Audio Processor

Audio Processors

Audio Processor, blue

What is an Audio Processor?

Audio processors are electronic devices that manipulate audio signals to improve their quality, add effects, or change their properties.
In the studio, they become essential, as they are usually the last piece of equipment that your audio signal goes through before it is transmitted. They improve and optimize the sound quality or your radio, thus giving it a unique sound with its own character.

Main features of an Audio Processor

Audio processors can perform a variety of functions, such as:

  • Equalization: Adjusting the frequency balance of an audio signal to improve its clarity and intelligibility.
  • Compression: Reducing the dynamic range of an audio signal, making it louder and more consistent.
  • Limiting: Preventing an audio signal from exceeding a certain level, to avoid clipping and distortion.
  • Gating: Silencing an audio signal below a certain threshold, to reduce noise and feedback.
  • Reverberation: Adding the effect of echo or ambience to an audio signal.
  • Delay: Creating a time delay between two audio signals, to create rhythmic effects or to compensate for latency.
  • Chorus: Creating a doubling effect on an audio signal, to make it sound thicker and fuller.
  • Flanging: Creating a phasing effect on an audio signal, to create a swirling or wobbly sound.

Analog or Digital?

Audio Processors can be analog or digital.

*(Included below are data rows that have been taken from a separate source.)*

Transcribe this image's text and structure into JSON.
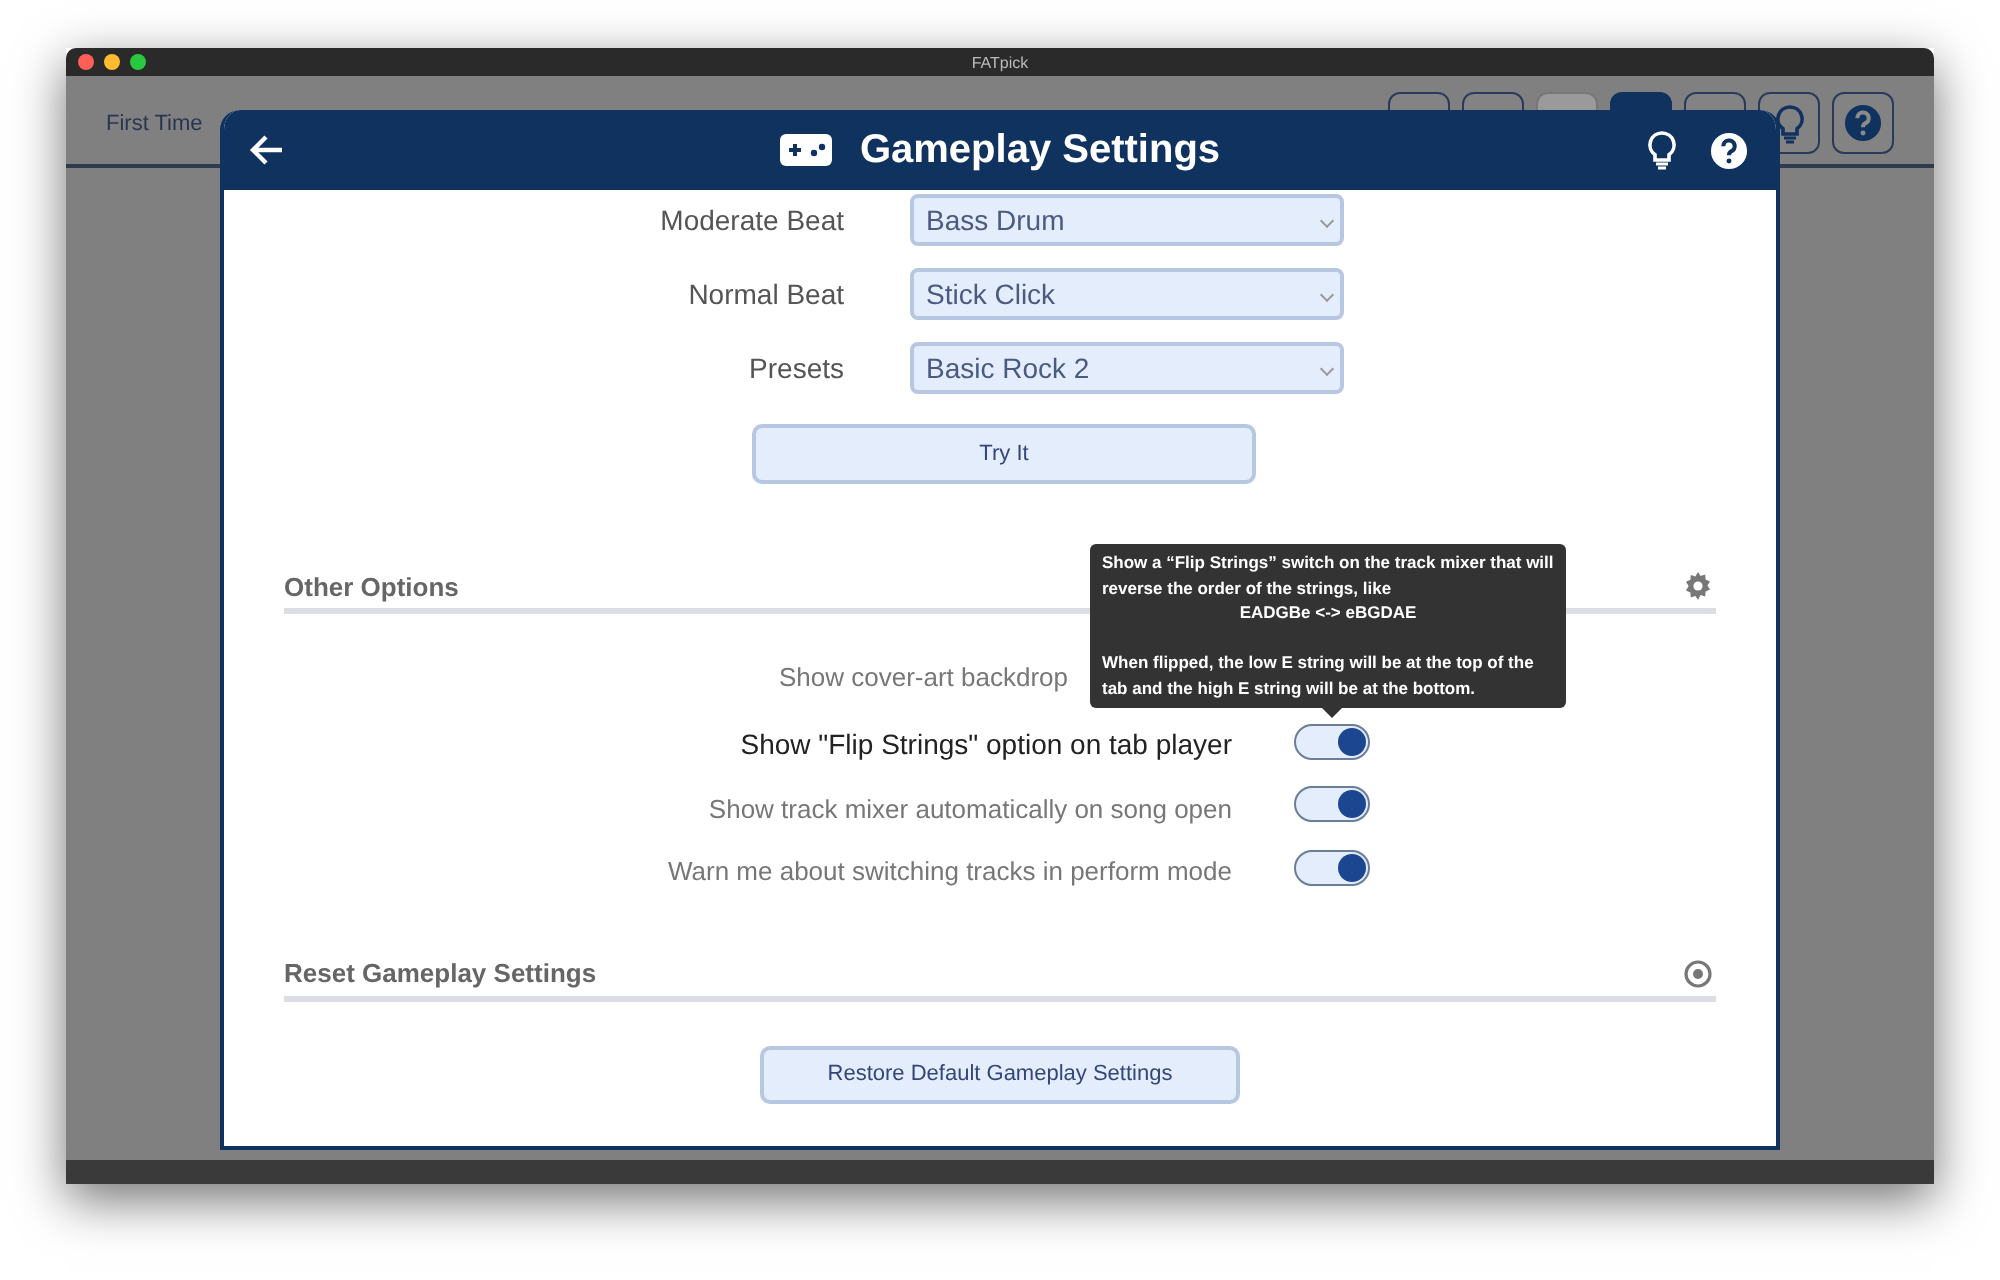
{
  "window": {
    "title": "FATpick"
  },
  "background": {
    "heading": "First Time",
    "toolbar_buttons": [
      {
        "selected": false,
        "disabled": false
      },
      {
        "selected": false,
        "disabled": false
      },
      {
        "selected": false,
        "disabled": true
      },
      {
        "selected": true,
        "disabled": false
      },
      {
        "selected": false,
        "disabled": false
      },
      {
        "selected": false,
        "disabled": false
      },
      {
        "selected": false,
        "disabled": false
      }
    ]
  },
  "dialog": {
    "title": "Gameplay Settings",
    "select_rows": [
      {
        "label": "Moderate Beat",
        "value": "Bass Drum"
      },
      {
        "label": "Normal Beat",
        "value": "Stick Click"
      },
      {
        "label": "Presets",
        "value": "Basic Rock 2"
      }
    ],
    "try_button": "Try It",
    "sections": [
      {
        "title": "Other Options",
        "kind": "options",
        "rows": [
          {
            "label": "Show cover-art backdrop",
            "highlighted": false
          },
          {
            "label": "Show \"Flip Strings\" option on tab player",
            "on": true,
            "highlighted": true
          },
          {
            "label": "Show track mixer automatically on song open",
            "on": true,
            "highlighted": false
          },
          {
            "label": "Warn me about switching tracks in perform mode",
            "on": true,
            "highlighted": false
          }
        ]
      },
      {
        "title": "Reset Gameplay Settings",
        "kind": "reset",
        "button": "Restore Default Gameplay Settings"
      }
    ],
    "tooltip": {
      "intro": "Show a “Flip Strings” switch on the track mixer that will reverse the order of the strings, like",
      "example": "EADGBe <-> eBGDAE",
      "note": "When flipped, the low E string will be at the top of the tab and the high E string will be at the bottom."
    }
  }
}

An Analog audio processor directly alters the electric signal coming from the transmitter, before this goes through the amplifier(s) and ultimately reaches the speakers that will then project it as audio waves.

A Digital processor, on the other hand, intervenes in the digital representation – a sequence of symbols, usually binary numbers – of the signal.

Choosing between these two options is merely a question of the type of broadcasting that is intended.

What are the main advantages of using an audio processor?

Here are some of the benefits of using audio processors:

Improve the sound quality: Audio processors can help to improve the sound quality of audio signals in a number of ways. For example, equalization can be used to correct frequency imbalances, compression can make audio signals sound louder and more consistent, and limiting can prevent clipping and distortion.

Add effects: Audio processors can be used to add a wide range of effects to audio signals, such as reverb, delay, chorus, and flange. These effects can be used to create a variety of creative sounds and to enhance the listening experience – you can choose between several audio moods, such as jazz, pop, rock, classical, etc...or even create your own sound!

Optimize sound for different contexts: Audio processors can be used to optimize the sound of audio signals for different contexts. For example, a live sound engineer might use audio processors to make a band sound louder and more punchy, while a mastering engineer might use audio processors to make a song sound more polished and professional.

Concluding thoughts

Mainly designed for medium/small radios (local radio stations, community radios, web radios), the Audio Processor combines ease of use, flexibility and robustness. From a technical point of view, it is a combination of a multiband compressor/limiter and a parametric equalizer together with other effects. It compresses the overall dynamics of the program, but it is also possible to increase the volume, because it prevents against over-deviation, clipping and other saturations – all effects that create distortion.

If you are serious about audio production, then using audio processors is essential. The final result will be a “louder” and “bigger" sound for your radio.
There is a psychological reason behind it: when searching on the radio dial, people stop to listen at the radio that sounds louder, bigger and better – and this increases your audience.